Gov. Markell: Hiring More People With Disabilities Is Good for the Bottom Line
JUDY WOODRUFF: And we return to the jobs story with a look at how difficult the labor market is for people with disabilities and what can be done about it.
Estimates show that of the 54 million Americans with a disability, just 20 percent are employed or seeking a job. A new report out today has recommendations to improve those prospects. It comes from Delaware Governor Jack Markell, the current chairman of the National Governors Association.
I spoke with him just a short time ago.
Governor Jack Markell, thank you for talking with us.
GOV. JACK MARKELL, D-Del.: Good to be with you. Thanks so much.
JUDY WOODRUFF: So we know from today's unemployment report the jobs picture is improving, but it's slow. There are still something like 11 million or 12 million Americans out of work who would like to have a job. Why focus on people with disabilities?
JACK MARKELL: There are so many companies around the country that are looking for people with particular skills. And the fact is we have got to focus on the ability and not on the disability.
And we have seen so many companies around the country benefit when they give people with disabilities a shot at employment. And that's really what this is all about.
JUDY WOODRUFF: You are saying in this report that you have issued today that it's not about a social service on the part of employers, but it's about the bottom line. Explain what you mean by that.
JACK MARKELL: One of the most exciting things about the last year was talking to so many businesses who have told us that they employ people with disabilities not because it's charity, but because it's in the best interest of their shareholders.
They found that people with disabilities have these skills that they're looking for, they're incredibly loyal, they show up on time, they're delighted to have the job, there's less turnover. And so when you hear the CEO of a company like Walgreens, Greg Wasson, tell his fellow CEOs that that's why he hires people with disabilities, it's very exciting.
And what we're trying to do is make sure that governors have all the tools that they need to be supportive of businesses around the country who want to provide employment opportunities to people with disabilities.
JUDY WOODRUFF: Governor, if that's the story, then why aren't more people businesses hiring people with disabilities?
JACK MARKELL: We need to get the word out. That's number one.
I think not enough businesses are hearing this message. They don't know that there are so many successful examples of companies that are providing these employment opportunities to people with disabilities and how well it's working out. That's number one.
Number two, states have to do a much better job. I think for too long states have approached businesses asking businesses as a favor to provide employment opportunities for people with disabilities really as a charity.
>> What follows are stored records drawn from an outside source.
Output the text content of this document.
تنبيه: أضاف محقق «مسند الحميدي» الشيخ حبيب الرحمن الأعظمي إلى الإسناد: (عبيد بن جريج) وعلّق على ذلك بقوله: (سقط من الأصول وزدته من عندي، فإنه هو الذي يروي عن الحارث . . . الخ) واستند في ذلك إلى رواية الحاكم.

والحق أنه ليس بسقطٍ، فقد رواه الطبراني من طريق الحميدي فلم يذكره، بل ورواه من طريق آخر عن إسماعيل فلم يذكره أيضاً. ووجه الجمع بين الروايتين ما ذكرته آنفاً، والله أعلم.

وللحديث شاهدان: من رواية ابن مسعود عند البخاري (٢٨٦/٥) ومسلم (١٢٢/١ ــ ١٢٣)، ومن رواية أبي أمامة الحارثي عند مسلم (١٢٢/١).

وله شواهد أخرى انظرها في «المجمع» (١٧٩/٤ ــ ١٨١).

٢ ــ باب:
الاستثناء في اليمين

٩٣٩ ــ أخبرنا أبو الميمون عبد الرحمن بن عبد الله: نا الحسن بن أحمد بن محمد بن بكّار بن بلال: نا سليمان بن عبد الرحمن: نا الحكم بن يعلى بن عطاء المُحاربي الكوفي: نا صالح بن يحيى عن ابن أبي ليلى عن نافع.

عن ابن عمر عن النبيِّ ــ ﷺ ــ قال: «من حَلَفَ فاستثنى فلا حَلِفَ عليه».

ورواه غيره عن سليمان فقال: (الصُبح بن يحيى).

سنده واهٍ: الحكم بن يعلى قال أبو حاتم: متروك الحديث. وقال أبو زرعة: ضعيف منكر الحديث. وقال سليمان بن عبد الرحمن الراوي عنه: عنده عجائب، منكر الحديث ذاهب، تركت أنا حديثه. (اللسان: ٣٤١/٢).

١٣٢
That's not what this is about. We have to change our mind-set. We have to recognize that we're business partners.
A lot of these businesses are looking for people with skills. We bring those people. We bring people. It could be people with disabilities. It might be people who are traditionally abled. We have so many opportunities to bring people with the necessary skills. And I think the better we do as states and the more that businesses hear from other business, the more successful we will be.
JUDY WOODRUFF: Governor, give us some examples of the kind of job, the kind of work people with disabilities, either physical disabilities or intellectual disabilities, are doing or can do that might surprise our audience?
JACK MARKELL: There is such a wide range. Let me give you an example.
We have a company. Actually, it's in Delaware, but it's a regional company, thousands of employees. They have committed over the next few years that 3 percent of their consultants will be people with autism because they found that many people with autism are great at data testing and software quality analysis and the like.
We have met executives at Microsoft and at Highmark insurance company who are deaf. Walgreens is an incredible employer. Half of their employees at distribution centers in South Carolina and Connecticut have a range of disabilities. That's why the focus has to be on the ability and not the disability.
People have so many different things to offer, but so often these folks have not been given a shot, and we're trying to change that.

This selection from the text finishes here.